Maybe "NEXT_COMPLETED" would be better.

Cheers,
Brian

>
>>> In general, I think the has_done_futures(), exception_futures(),  
>>> etc.
>>> are fine even though their results may be out of date by the time  
>>> you
>>> inspect them. That's because any individual Future goes  
>>> monotonically
>>> from not-started->running->(exception|value), so users can take
>>> advantage of even an out-of-date done_futures() result. However,  
>>> it's
>>> dangerous to have several query functions, since users may think  
>>> that
>>> running_futures() `union` done_futures() `union` cancelled_futures()
>>> covers the whole FutureList, but instead a Future can move between  
>>> two
>>> of the sets between two of those calls.

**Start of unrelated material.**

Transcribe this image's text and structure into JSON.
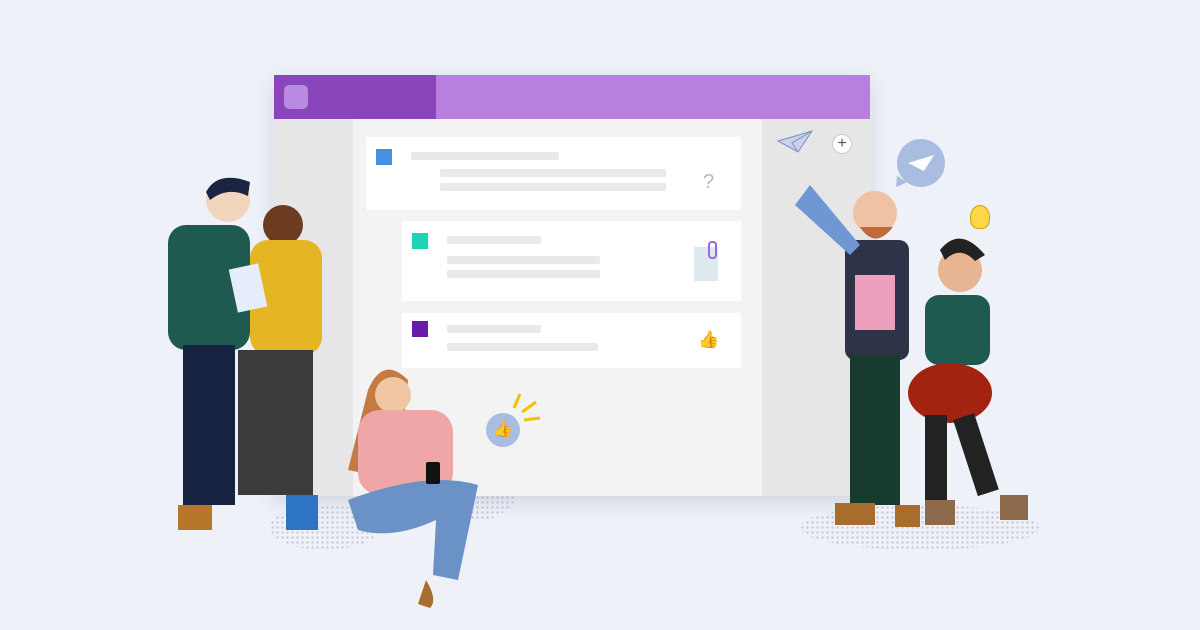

Instead, perhaps an atomic
>>> partition() function would be better, which returns a collection of
>>> sub-lists that cover the whole original set.
>>>
>>> I would rename result() to get() (or maybe Antoine's suggestion of
>>> __call__) to match Java. I'm not sure exception() needs to exist.
>>>
>>> --- More general points ---
>>>
>>> ** Java's Futures made a mistake in not supporting work stealing,  
>>> and
>>> this has caused deadlocks at Google. Specifically, in a bounded-size
>>> thread or process pool, when a task in the pool can wait for work
>>> running in the same pool, you can fill up the pool with tasks that  
>>> are
>>> waiting for tasks that haven't started running yet. To avoid this,
>>> Future.get() should be able to steal the task it's waiting on out of
>>> the pool's queue and run it immediately.
>>>
>>> ** I think both the Future-oriented blocking model and the
>>> callback-based model Deferreds support are important for different
>>> situations. Futures tend to be easier to program with, while  
>>> Deferreds
>>> use fewer threads and can have more predictable latencies. It should
>>> be possible to create a Future from a Deferred or a Deferred from a
>>> Future without taking up a thread.